Spaniard Albert Ramos-Vinolas continued his remarkable run of form on Saturday when he booked a place in his first ATP World Tour Masters 1000 final at the 117th edition of the Monte-Carlo Rolex Masters.
Ramos-Vinolas, the No. 15 seed, kept his nerve to overcome French hope and No. 11 seed Lucas Pouille 6-3, 5-7, 6-1 in two hours and 16 minutes on another sun-kissed day at the Monte-Carlo Country Club.
Ramos-Vinolas, who is set to improve on his career-high of No. 24 in the Emirates ATP Rankings, will next challenge either fourth-seeded compatriot and nine-time champion Rafael Nadal or 10th seed David Goffin of Belgium in Sunday’s final. Should he face Nadal, it would mark only the fourth time in the tournament’s history that there has been an all-Spanish title match (2002 Ferrero d. Moya, 2010 Nadal d. Verdasco and 2011 Nadal d. Ferrer).
Both players naturally experienced early nerves in their first ATP World Tour Masters 1000 semi-final, with Ramos-Vinolas breaking Pouille to 15 in the first game. But Ramos-Vinolas was unable to consolidate the break, despite two game points in the next game. At 3-3, 15/40, Pouille struck a backhand long and two games later Ramos-Vinolas clinched the 40-minute set with Pouille attempting a ‘tweener off a lob, only to see his opponent hit a smash winner in response.
Just as he did in wins over World No. 1 Andy Murray and Marin Cilic earlier in the week, Ramos-Vinolas played a patient game, moving up the court or striking winners only when an opportunity arose. Pouille continued to press, but Ramos-Vinolas was wise to the Frenchman’s tactics and relentlessly targeted his weaker, though consistent groundstroke, the backhand.

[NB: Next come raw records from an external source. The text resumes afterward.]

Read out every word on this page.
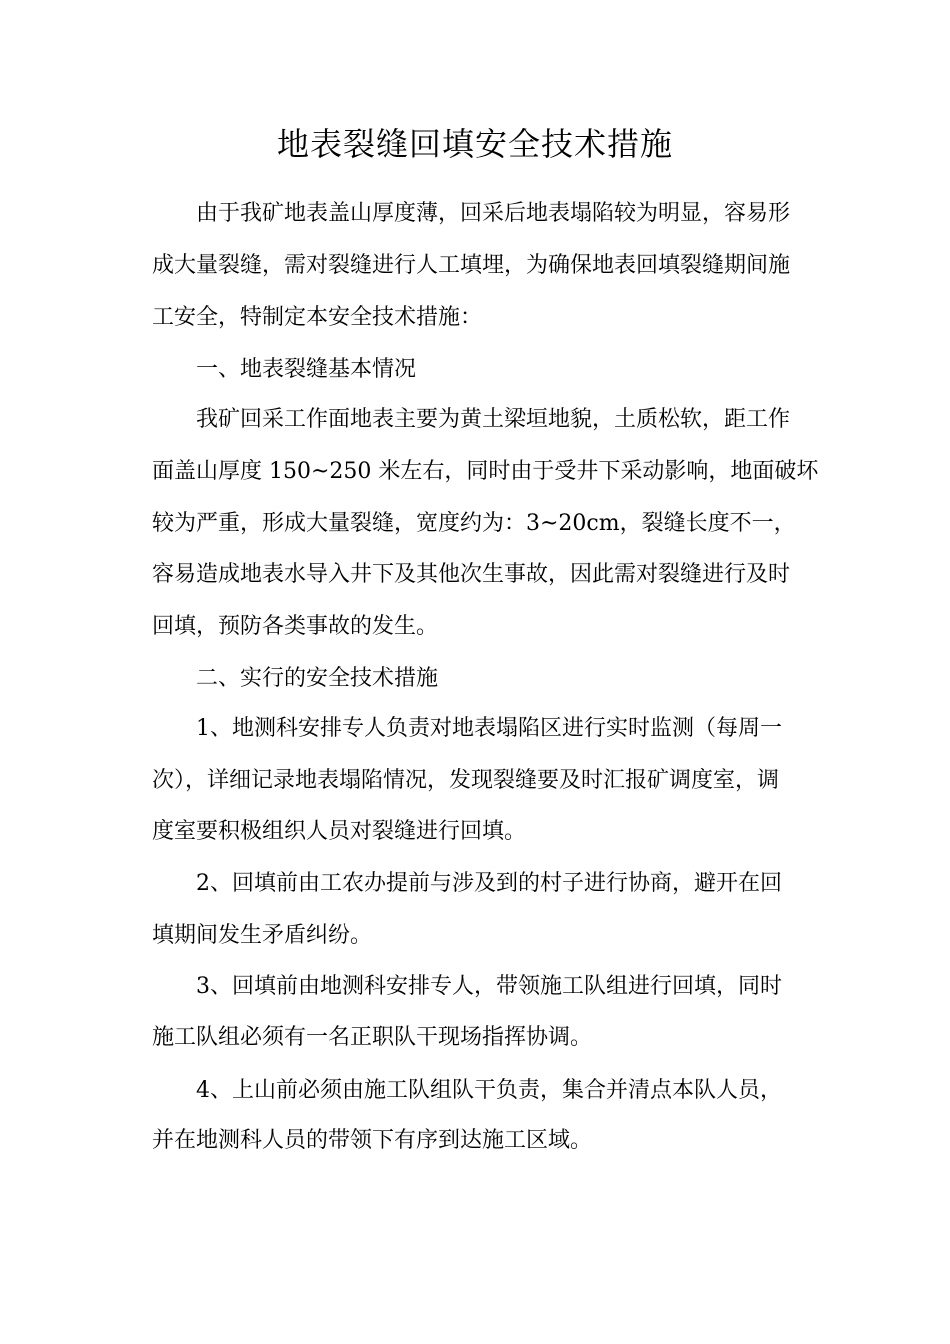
地表裂缝回填安全技术措施

由于我矿地表盖山厚度薄，回采后地表塌陷较为明显，容易形

成大量裂缝，需对裂缝进行人工填埋，为确保地表回填裂缝期间施

工安全，特制定本安全技术措施：

一、地表裂缝基本情况

我矿回采工作面地表主要为黄土梁垣地貌，土质松软，距工作

面盖山厚度 150~250 米左右，同时由于受井下采动影响，地面破坏

较为严重，形成大量裂缝，宽度约为：3~20cm，裂缝长度不一，

容易造成地表水导入井下及其他次生事故，因此需对裂缝进行及时

回填，预防各类事故的发生。

二、实行的安全技术措施

1、地测科安排专人负责对地表塌陷区进行实时监测（每周一

次），详细记录地表塌陷情况，发现裂缝要及时汇报矿调度室，调

度室要积极组织人员对裂缝进行回填。

2、回填前由工农办提前与涉及到的村子进行协商，避开在回

填期间发生矛盾纠纷。

3、回填前由地测科安排专人，带领施工队组进行回填，同时

施工队组必须有一名正职队干现场指挥协调。

4、上山前必须由施工队组队干负责，集合并清点本队人员，

并在地测科人员的带领下有序到达施工区域。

Ramos-Vinolas came through his first pressure moment in the third game of the second set, a dramatic 14-point game that included two break points. At 5-5, the Spaniard struck two straight forehands long to enable Pouille to clinch his third break point opportunity. Buoyed by the predominantly French crowd, Pouille went on to level the scoreline at one-set all, when Ramos-Vinolas struck a forehand return long on Pouille’s second set point chance.
Ramos-Vinolas regrouped and surged to a 3-0 lead in the third set, helped by Pouille striking his fourth double fault at 30/40 in the second game. At 0-3, an ATP World Tour trainer came on court to treat Pouille for a lower back complaint that required a three-minute injury time-out, and while he returned to perform strongly, time was running out for a fight back. Two stray forehands gave Ramos-Vinolas a 5-1 advantage and minutes later the 29-year-old Spaniard reached the biggest final of his career after a hold to 15.
Competing in his fifth clay-court tournament of the year, Ramos-Vinolas is now 19-11 on the season – the fourth-best match wins tally on the ATP World Tour.
Pouille had been hoping to become the second French Monte-Carlo finalist in as many years, following in the footsteps of Gael Monfils, who lost to Nadal in last year’s final. Cedric Pioline was 30 when he became France’s last Monte-Carlo champion over Slovak Dominic Hrbaty in the 2000 final.